4 p.m. -- "Burdenko (Land)" -- Balance and agility exercises, many of which involved walking around in circles, backwards and forwards, passing an aluminum stick from hand to hand. I sucked.

5 p.m. -- "De-Stressing Your Exercise Routine" -- A fantastic lecture by the head of the exercise physiology department about how to maximize our workouts.

6 p.m. -- A low-fat, high-fiber dinner!

7 p.m. -- "Ashiatsu Massage" -- A therapist massaged me with her feet.

8:30 p.m. -- Watched a movie -- "Thank You For Smoking." Noticed that no one in the movie actually smokes.

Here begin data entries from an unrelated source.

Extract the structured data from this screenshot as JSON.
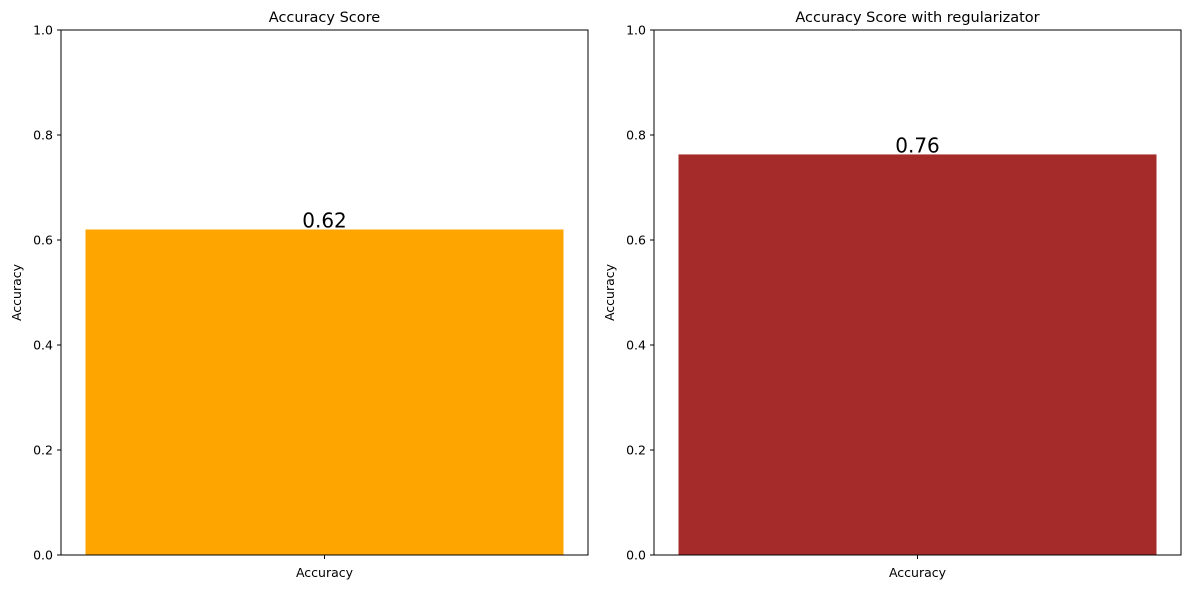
{
  "chart_data": [
    {
      "type": "bar",
      "title": "Accuracy Score",
      "xlabel": "",
      "ylabel": "Accuracy",
      "categories": [
        "Accuracy"
      ],
      "values": [
        0.62
      ],
      "data_labels": [
        "0.62"
      ],
      "ylim": [
        0,
        1
      ],
      "yticks": [
        "0.0",
        "0.2",
        "0.4",
        "0.6",
        "0.8",
        "1.0"
      ],
      "bar_color": "#ffa500",
      "grid": false
    },
    {
      "type": "bar",
      "title": "Accuracy Score with regularizator",
      "xlabel": "",
      "ylabel": "Accuracy",
      "categories": [
        "Accuracy"
      ],
      "values": [
        0.763
      ],
      "data_labels": [
        "0.76"
      ],
      "ylim": [
        0,
        1
      ],
      "yticks": [
        "0.0",
        "0.2",
        "0.4",
        "0.6",
        "0.8",
        "1.0"
      ],
      "bar_color": "#a52a2a",
      "grid": false
    }
  ]
}
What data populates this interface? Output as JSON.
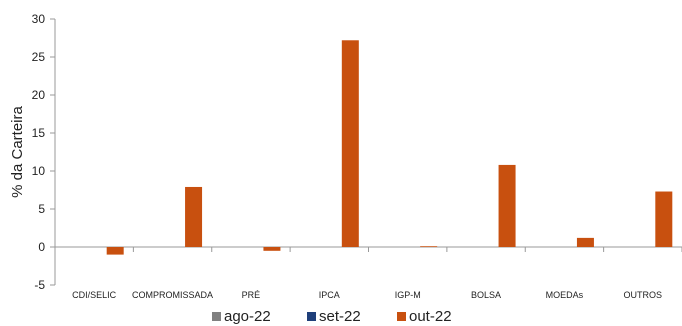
{
  "chart_data": {
    "type": "bar",
    "title": "",
    "xlabel": "",
    "ylabel": "% da Carteira",
    "ylim": [
      -5,
      30
    ],
    "yticks": [
      -5,
      0,
      5,
      10,
      15,
      20,
      25,
      30
    ],
    "categories": [
      "CDI/SELIC",
      "COMPROMISSADA",
      "PRÉ",
      "IPCA",
      "IGP-M",
      "BOLSA",
      "MOEDAs",
      "OUTROS"
    ],
    "series": [
      {
        "name": "ago-22",
        "color": "#808080",
        "values": [
          0,
          0,
          0,
          0,
          0,
          0,
          0,
          0
        ]
      },
      {
        "name": "set-22",
        "color": "#1f3f7a",
        "values": [
          0,
          0,
          0,
          0,
          0,
          0,
          0,
          0
        ]
      },
      {
        "name": "out-22",
        "color": "#c8500f",
        "values": [
          -1.0,
          7.9,
          -0.5,
          27.2,
          0.1,
          10.8,
          1.2,
          7.3
        ]
      }
    ],
    "legend_position": "bottom",
    "grid": false
  }
}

Okay, back to the present. I guess I was too tired to finish writing about my week at Canyon Ranch back in 2006, but you get the idea. I'll try to post regularly throughout the week, but can't promise that I won't be too exhausted to write. After all, the last time I went, I overdid it, and ended up with two pulled hamstrings and multiple charley-horses every night.